Hypotonia may be detected shortly after birth or as a child gets older. It can be a condition on its own (infantile axial hypotonia) or, more commonly, it can be a symptom of an underlying condition such as cerebral palsy and others listed below.
Hypotonia can be caused by a variety of conditions, including genetic disorders and muscle disorders. Some common causes can include but are not limited to:
- Cerebral palsy
- Down syndrome
- Muscular dystrophy
- Myotonic dystrophy
- Marfan syndrome
- Prader-Willi syndrome
- Tay-Sachs disease
Specific treatments and services may vary by location. Please contact a specific location for more information.
Below are common symptoms of hypotonia, though symptoms vary depending on each individual child.
- Muscles feel soft and floppy
- Feeling limp or like a ‘rag doll’ when being held
- Ability to extend joint beyond its normal limit
- Inability to meet developmental milestones (such as holding head up without support, rolling over, sitting up without falling over)
- Problems with feeding
- Shallow breathing or difficulty with speech
- Mouth hangs open with tongue protruding (under-active gag reflex)
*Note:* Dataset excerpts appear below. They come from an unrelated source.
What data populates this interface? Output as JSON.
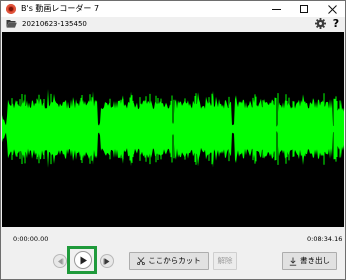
{
  "window": {
    "title": "B's 動画レコーダー 7"
  },
  "toolbar": {
    "file_name": "20210623-135450",
    "help_label": "?"
  },
  "timeline": {
    "start_time": "0:00:00.00",
    "end_time": "0:08:34.16"
  },
  "controls": {
    "cut_label": "ここからカット",
    "release_label": "解除",
    "export_label": "書き出し"
  },
  "colors": {
    "waveform": "#00ff00",
    "background": "#000000",
    "highlight": "#1f9a3b",
    "app_icon": "#c8321e"
  },
  "icons": {
    "app": "app-record-icon",
    "folder": "folder-open-icon",
    "settings": "gear-icon",
    "help": "help-icon",
    "prev": "prev-marker-icon",
    "play": "play-icon",
    "next": "next-marker-icon",
    "cut": "scissors-icon",
    "export": "download-icon"
  }
}
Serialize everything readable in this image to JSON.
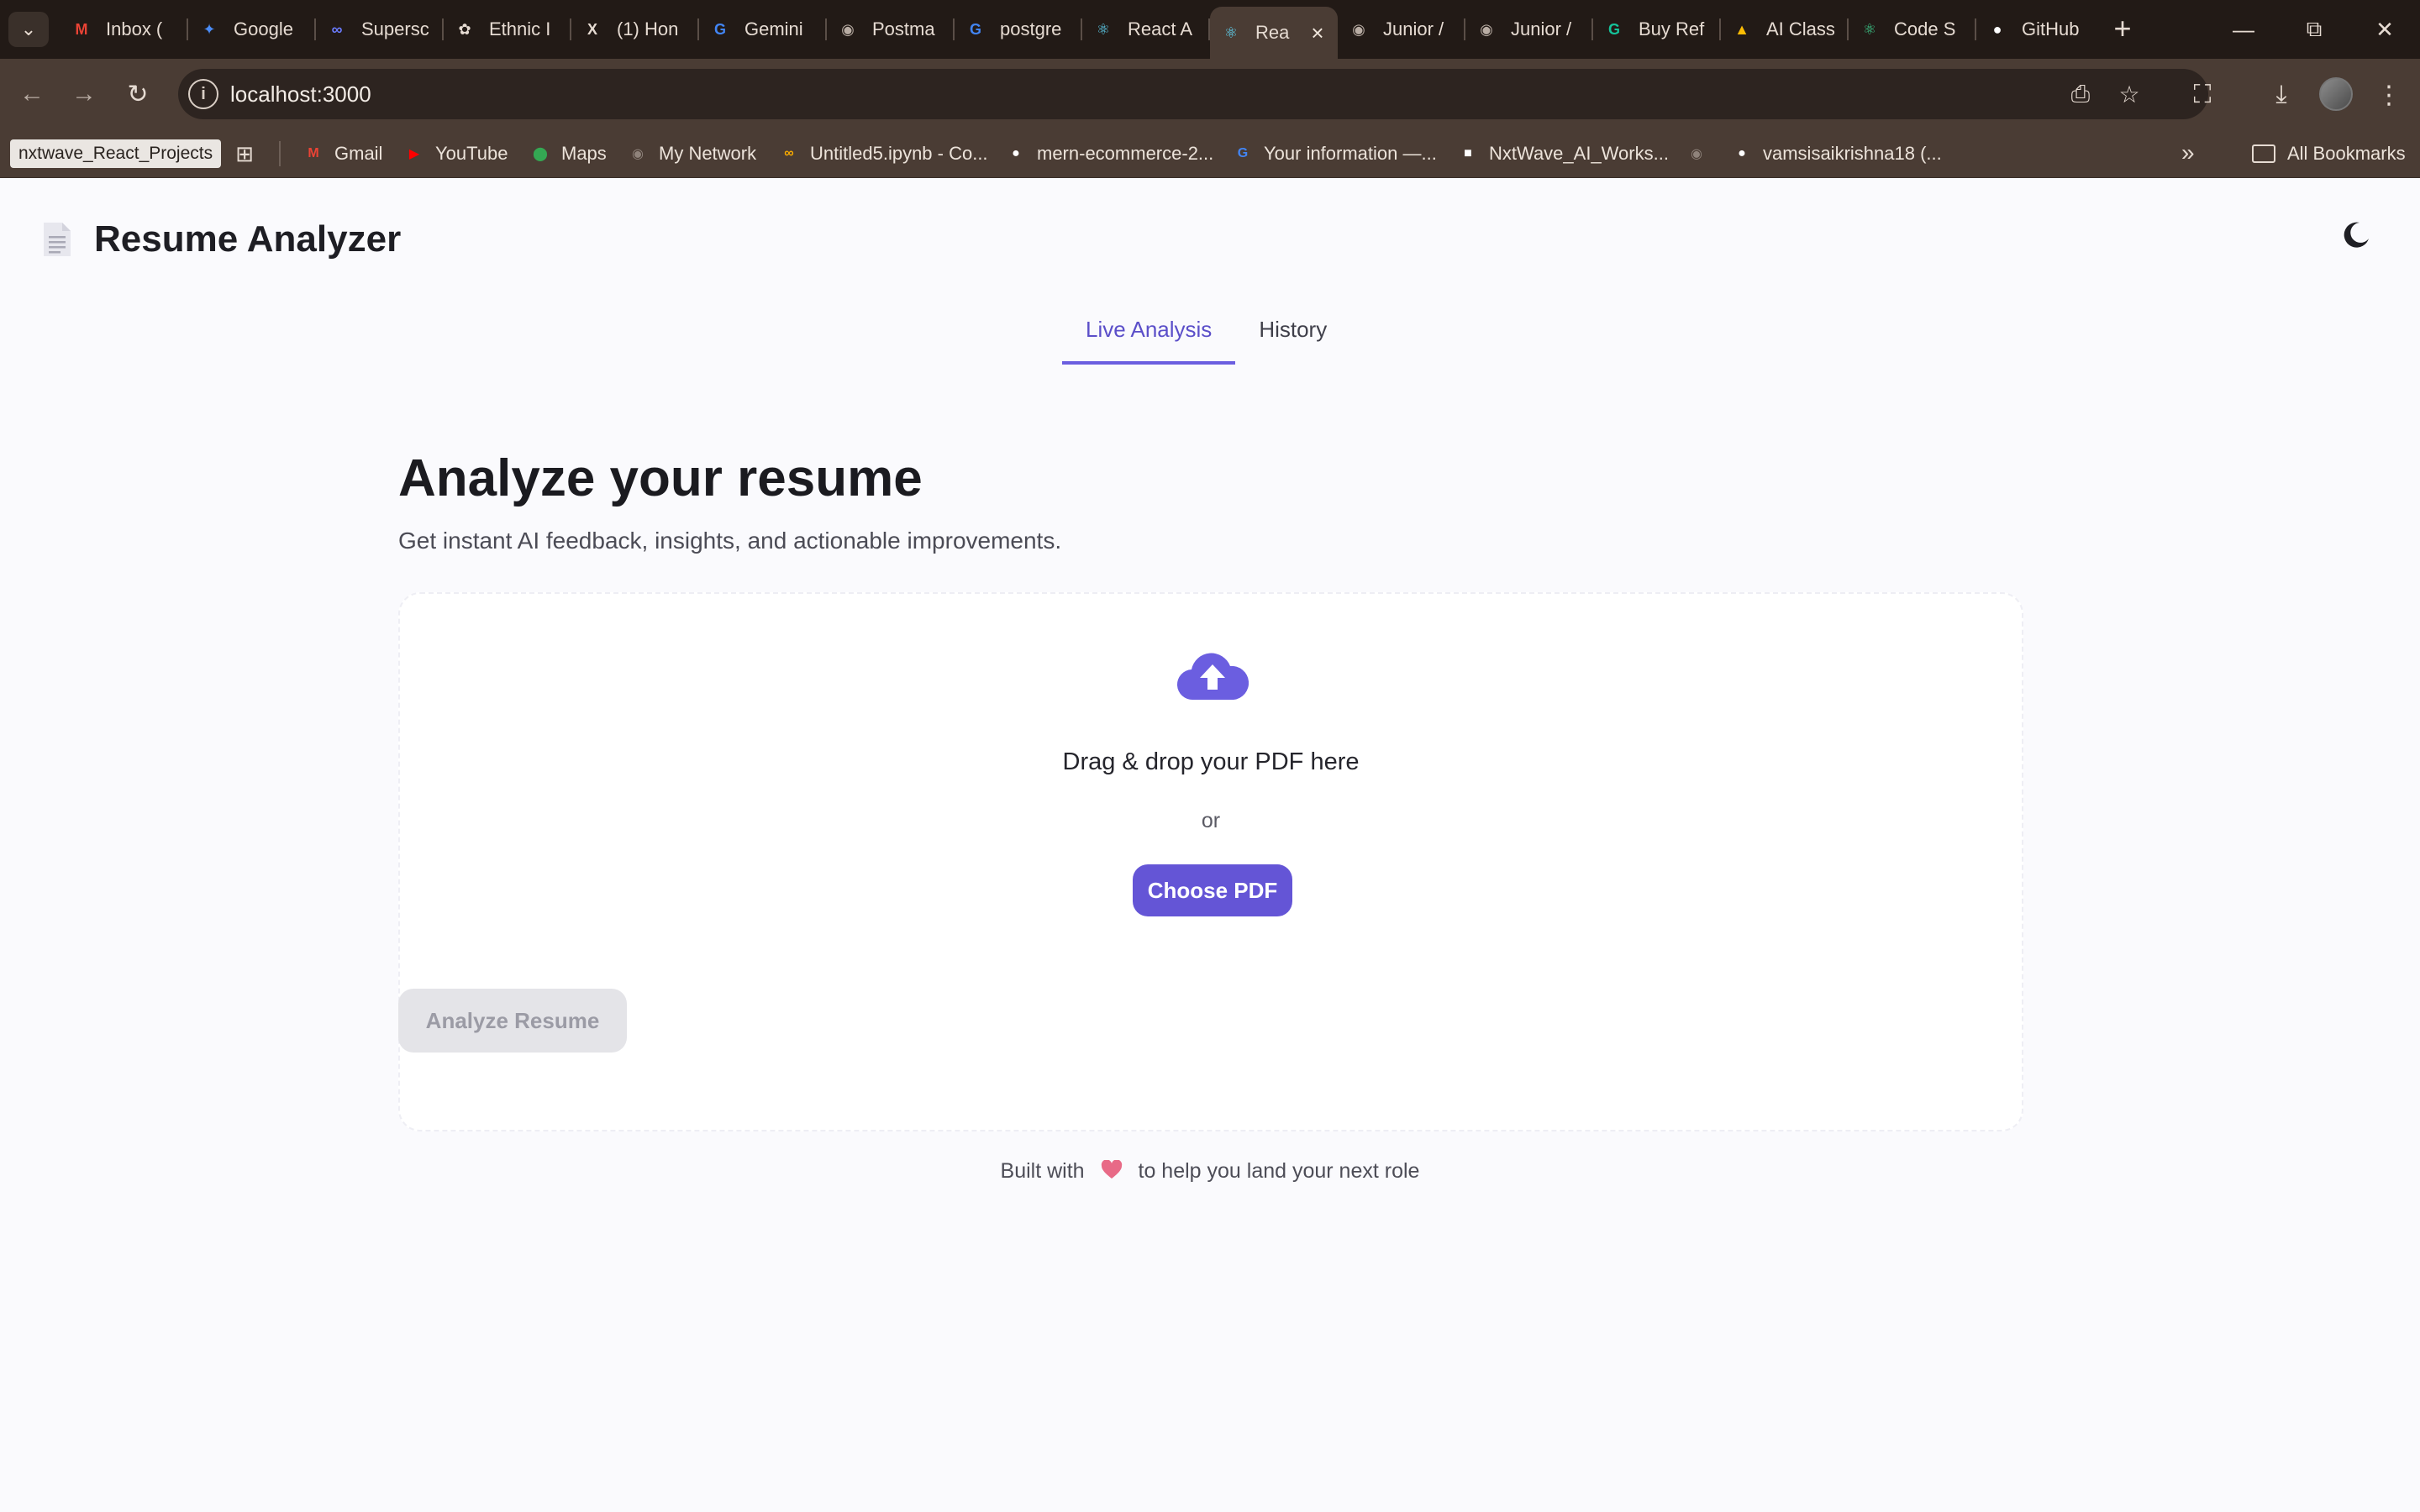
{
  "browser": {
    "tabs": [
      {
        "label": "Inbox (",
        "icon": "gmail-icon",
        "color": "#ea4335"
      },
      {
        "label": "Google",
        "icon": "gemini-star-icon",
        "color": "#4a8cf7"
      },
      {
        "label": "Supersc",
        "icon": "superset-icon",
        "color": "#6b7cff"
      },
      {
        "label": "Ethnic I",
        "icon": "openai-icon",
        "color": "#e6dbd2"
      },
      {
        "label": "(1) Hon",
        "icon": "x-icon",
        "color": "#e6dbd2"
      },
      {
        "label": "Gemini",
        "icon": "google-icon",
        "color": "#4285f4"
      },
      {
        "label": "Postma",
        "icon": "globe-icon",
        "color": "#b9ada4"
      },
      {
        "label": "postgre",
        "icon": "google-icon",
        "color": "#4285f4"
      },
      {
        "label": "React A",
        "icon": "react-icon",
        "color": "#61dafb"
      },
      {
        "label": "Rea",
        "icon": "react-icon",
        "color": "#61dafb",
        "active": true
      },
      {
        "label": "Junior /",
        "icon": "globe-icon",
        "color": "#b9ada4"
      },
      {
        "label": "Junior /",
        "icon": "globe-icon",
        "color": "#b9ada4"
      },
      {
        "label": "Buy Ref",
        "icon": "grammarly-icon",
        "color": "#15c39a"
      },
      {
        "label": "AI Class",
        "icon": "drive-icon",
        "color": "#fbbc04"
      },
      {
        "label": "Code S",
        "icon": "react-icon",
        "color": "#3ecf8e"
      },
      {
        "label": "GitHub",
        "icon": "github-icon",
        "color": "#ffffff"
      }
    ],
    "url": "localhost:3000",
    "bookmarks_folder": "nxtwave_React_Projects",
    "bookmarks": [
      {
        "label": "Gmail",
        "icon": "gmail-icon",
        "color": "#ea4335"
      },
      {
        "label": "YouTube",
        "icon": "youtube-icon",
        "color": "#ff0000"
      },
      {
        "label": "Maps",
        "icon": "maps-icon",
        "color": "#34a853"
      },
      {
        "label": "My Network",
        "icon": "globe-icon",
        "color": "#8f837b"
      },
      {
        "label": "Untitled5.ipynb - Co...",
        "icon": "colab-icon",
        "color": "#f9ab00"
      },
      {
        "label": "mern-ecommerce-2...",
        "icon": "github-icon",
        "color": "#ffffff"
      },
      {
        "label": "Your information —...",
        "icon": "google-icon",
        "color": "#4285f4"
      },
      {
        "label": "NxtWave_AI_Works...",
        "icon": "nxtwave-icon",
        "color": "#ffffff"
      },
      {
        "label": "",
        "icon": "globe-icon",
        "color": "#8f837b"
      },
      {
        "label": "vamsisaikrishna18 (...",
        "icon": "github-icon",
        "color": "#ffffff"
      }
    ],
    "all_bookmarks": "All Bookmarks"
  },
  "app": {
    "title": "Resume Analyzer",
    "tabs": [
      {
        "label": "Live Analysis",
        "active": true
      },
      {
        "label": "History",
        "active": false
      }
    ],
    "heading": "Analyze your resume",
    "subheading": "Get instant AI feedback, insights, and actionable improvements.",
    "dropzone": {
      "drop_text": "Drag & drop your PDF here",
      "or_text": "or",
      "choose_button": "Choose PDF"
    },
    "analyze_button": "Analyze Resume",
    "footer": {
      "prefix": "Built with",
      "suffix": "to help you land your next role"
    },
    "colors": {
      "accent": "#6455d6",
      "tab_active": "#5b4fc9",
      "disabled_button_bg": "#e4e4e8",
      "heart": "#e86a87"
    }
  }
}
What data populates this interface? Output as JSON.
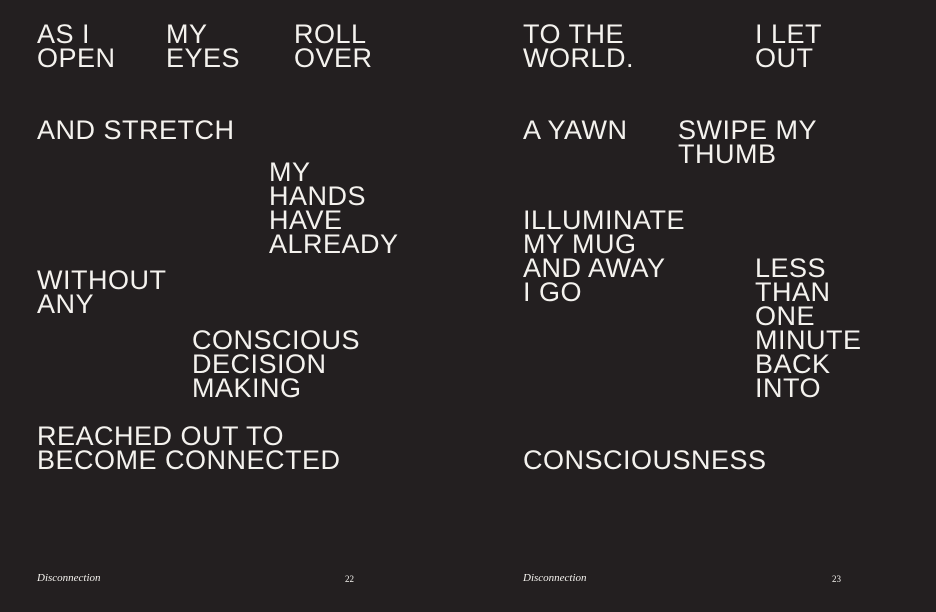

An accurate diagnosis is important in order to provide the most effective care for children experiencing hypotonia. This is especially important because hypotonia can indicate that another disorder is occurring (such as cerebral palsy). Our physicians may ask the family if the condition has been worsening or if it has been consistent and stable. They may also ask about family history, their pregnancy and delivery, and whether any problems have occurred since birth.
Treatment is individualized to help improve functions such as daily activities, mobility and speech. In these cases, treatment may involve physical therapy, occupational therapy, and speech therapy. In some cases your doctor will recommend bracing or supportive equipment. On some occasions children benefit from surgery.